The resulting images seemed to reflect strengths and weaknesses of DALL-E, with pandas that appeared to calmly munch on cotton candy and computerized visualizations of a sort-of Empire State Building as the sun set. It turns out that it’s hard for the model to write longer words or phrases on objects (and perhaps it wasn’t extensively trained on images of boats), so the boats it depicted looked a bit weird and just one of the results we received had a very clear “happy birthday.” It’s also difficult for DALL-E to deliver clear results for prompts that include lots of objects. As a result, many of the flamingo-playing-tennis-with-a-cat images looked a bit, well, strange.
“While it’s successful at some things, it’s also kind of brittle at some things,” Ramesh explained.

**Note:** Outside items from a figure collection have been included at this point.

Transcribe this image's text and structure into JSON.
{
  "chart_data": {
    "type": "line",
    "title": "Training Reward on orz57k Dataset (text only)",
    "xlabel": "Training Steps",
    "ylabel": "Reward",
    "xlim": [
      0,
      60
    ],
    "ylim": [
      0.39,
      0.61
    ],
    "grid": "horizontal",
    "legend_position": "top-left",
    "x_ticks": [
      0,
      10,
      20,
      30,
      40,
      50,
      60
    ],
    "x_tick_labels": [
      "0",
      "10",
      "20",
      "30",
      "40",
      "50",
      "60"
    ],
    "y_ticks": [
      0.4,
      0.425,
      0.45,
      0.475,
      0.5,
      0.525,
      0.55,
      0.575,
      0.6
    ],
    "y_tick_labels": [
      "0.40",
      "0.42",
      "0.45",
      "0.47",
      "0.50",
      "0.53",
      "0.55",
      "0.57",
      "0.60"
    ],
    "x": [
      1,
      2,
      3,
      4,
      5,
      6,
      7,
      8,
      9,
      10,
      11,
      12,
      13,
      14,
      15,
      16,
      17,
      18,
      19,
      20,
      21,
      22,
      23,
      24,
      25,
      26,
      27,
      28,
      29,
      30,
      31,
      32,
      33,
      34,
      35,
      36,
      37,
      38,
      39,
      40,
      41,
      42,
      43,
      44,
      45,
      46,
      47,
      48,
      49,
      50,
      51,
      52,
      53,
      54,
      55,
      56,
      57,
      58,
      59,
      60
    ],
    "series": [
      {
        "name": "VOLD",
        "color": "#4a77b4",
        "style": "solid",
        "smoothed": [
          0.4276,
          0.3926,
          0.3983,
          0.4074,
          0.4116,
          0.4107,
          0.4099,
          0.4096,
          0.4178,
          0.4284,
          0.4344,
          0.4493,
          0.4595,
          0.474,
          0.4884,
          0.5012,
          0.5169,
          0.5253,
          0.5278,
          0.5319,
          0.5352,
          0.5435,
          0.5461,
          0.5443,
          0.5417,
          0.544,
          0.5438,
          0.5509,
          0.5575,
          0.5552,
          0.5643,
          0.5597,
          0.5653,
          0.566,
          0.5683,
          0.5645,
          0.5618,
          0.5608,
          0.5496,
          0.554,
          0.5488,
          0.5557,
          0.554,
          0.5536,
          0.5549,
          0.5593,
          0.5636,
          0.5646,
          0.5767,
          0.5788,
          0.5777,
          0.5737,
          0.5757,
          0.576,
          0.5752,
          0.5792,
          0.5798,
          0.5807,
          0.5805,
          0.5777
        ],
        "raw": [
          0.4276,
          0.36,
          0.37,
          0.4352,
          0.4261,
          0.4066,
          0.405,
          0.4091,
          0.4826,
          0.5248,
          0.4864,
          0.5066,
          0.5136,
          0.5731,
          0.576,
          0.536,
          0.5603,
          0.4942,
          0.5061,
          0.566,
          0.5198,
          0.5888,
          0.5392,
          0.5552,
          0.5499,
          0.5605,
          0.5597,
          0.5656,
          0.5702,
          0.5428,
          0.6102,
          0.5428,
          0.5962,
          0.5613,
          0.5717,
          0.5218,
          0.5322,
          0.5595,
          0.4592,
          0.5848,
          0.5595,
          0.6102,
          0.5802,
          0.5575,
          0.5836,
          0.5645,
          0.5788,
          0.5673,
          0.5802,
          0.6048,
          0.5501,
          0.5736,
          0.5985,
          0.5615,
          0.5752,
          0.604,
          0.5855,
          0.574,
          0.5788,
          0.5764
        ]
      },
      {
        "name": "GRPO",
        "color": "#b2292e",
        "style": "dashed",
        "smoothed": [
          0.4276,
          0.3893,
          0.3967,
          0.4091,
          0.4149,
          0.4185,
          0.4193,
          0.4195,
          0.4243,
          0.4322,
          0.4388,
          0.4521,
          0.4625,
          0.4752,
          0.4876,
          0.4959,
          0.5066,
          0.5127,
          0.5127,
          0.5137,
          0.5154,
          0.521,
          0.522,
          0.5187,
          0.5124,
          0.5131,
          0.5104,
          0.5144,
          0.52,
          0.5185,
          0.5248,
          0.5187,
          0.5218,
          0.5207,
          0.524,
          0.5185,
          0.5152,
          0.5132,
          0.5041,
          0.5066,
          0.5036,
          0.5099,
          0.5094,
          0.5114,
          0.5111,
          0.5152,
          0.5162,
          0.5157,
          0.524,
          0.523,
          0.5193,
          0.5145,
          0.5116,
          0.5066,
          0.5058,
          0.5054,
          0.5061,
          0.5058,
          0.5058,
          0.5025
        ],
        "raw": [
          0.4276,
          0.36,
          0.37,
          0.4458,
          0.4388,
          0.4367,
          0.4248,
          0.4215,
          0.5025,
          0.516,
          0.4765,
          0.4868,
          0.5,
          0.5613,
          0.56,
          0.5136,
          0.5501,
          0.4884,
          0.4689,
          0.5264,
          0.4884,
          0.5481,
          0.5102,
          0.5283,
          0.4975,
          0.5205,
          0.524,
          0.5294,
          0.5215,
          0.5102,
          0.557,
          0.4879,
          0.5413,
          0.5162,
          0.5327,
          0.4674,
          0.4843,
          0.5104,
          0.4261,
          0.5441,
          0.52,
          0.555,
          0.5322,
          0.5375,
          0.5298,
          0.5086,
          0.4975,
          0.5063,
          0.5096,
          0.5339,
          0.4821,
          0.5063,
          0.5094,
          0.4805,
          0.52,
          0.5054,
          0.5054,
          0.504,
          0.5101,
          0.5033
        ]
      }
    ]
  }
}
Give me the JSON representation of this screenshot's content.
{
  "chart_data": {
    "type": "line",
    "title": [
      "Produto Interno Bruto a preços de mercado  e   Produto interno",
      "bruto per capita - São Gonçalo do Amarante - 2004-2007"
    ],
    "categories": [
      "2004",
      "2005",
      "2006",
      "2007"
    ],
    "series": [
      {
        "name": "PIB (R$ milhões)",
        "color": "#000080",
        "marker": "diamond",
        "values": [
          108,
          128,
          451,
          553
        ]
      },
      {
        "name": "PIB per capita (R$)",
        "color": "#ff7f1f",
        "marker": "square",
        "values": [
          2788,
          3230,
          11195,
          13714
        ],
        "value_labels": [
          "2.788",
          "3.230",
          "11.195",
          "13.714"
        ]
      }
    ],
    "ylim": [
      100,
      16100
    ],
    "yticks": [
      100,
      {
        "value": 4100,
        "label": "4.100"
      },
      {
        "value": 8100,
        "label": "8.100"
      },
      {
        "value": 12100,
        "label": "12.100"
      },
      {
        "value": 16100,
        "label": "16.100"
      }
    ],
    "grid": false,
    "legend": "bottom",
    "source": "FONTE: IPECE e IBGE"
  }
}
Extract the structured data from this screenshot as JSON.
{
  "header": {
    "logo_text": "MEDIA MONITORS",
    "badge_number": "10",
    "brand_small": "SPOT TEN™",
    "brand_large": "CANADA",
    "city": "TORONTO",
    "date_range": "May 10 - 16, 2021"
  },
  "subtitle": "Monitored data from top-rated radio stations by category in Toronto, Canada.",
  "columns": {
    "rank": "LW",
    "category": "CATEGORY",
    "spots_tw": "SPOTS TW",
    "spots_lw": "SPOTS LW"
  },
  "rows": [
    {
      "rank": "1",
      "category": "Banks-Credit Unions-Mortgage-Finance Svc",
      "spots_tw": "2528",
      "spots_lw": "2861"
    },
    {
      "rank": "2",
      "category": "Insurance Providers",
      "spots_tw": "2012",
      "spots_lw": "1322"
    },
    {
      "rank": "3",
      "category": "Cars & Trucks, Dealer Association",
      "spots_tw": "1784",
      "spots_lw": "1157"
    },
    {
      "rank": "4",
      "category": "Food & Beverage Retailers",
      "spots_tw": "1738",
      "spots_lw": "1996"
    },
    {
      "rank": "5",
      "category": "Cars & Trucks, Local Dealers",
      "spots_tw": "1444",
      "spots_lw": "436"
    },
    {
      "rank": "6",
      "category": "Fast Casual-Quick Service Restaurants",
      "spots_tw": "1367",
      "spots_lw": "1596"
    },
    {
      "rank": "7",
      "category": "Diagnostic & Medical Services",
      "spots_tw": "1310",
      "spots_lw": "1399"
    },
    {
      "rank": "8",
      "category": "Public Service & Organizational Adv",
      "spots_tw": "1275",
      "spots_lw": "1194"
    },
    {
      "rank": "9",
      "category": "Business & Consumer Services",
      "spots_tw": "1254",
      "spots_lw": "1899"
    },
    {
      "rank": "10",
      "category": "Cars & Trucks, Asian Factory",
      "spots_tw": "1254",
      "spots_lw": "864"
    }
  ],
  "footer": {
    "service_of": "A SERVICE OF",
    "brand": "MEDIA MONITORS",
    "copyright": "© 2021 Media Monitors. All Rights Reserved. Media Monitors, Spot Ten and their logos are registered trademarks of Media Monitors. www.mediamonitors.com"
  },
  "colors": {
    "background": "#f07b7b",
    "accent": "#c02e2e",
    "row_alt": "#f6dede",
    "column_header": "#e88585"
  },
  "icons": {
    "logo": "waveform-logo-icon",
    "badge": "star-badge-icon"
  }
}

Riedl, too, tried to test DALL-E by editing one of the prompts to something he expected it wouldn’t have much training data on: a shrimp wearing pajamas, flying a kite. That combination led to images that were fuzzier and more blob-like than those of the radish in the tutu walking a dog.
Perhaps that’s because the more well-trodden a concept is in the dataset — which was pulled from what’s on the internet — the more “comfortable” an AI model will be at playing around with it, he said. Which is to say that what really surprised him is how many pictures of cartoon vegetables there must be online.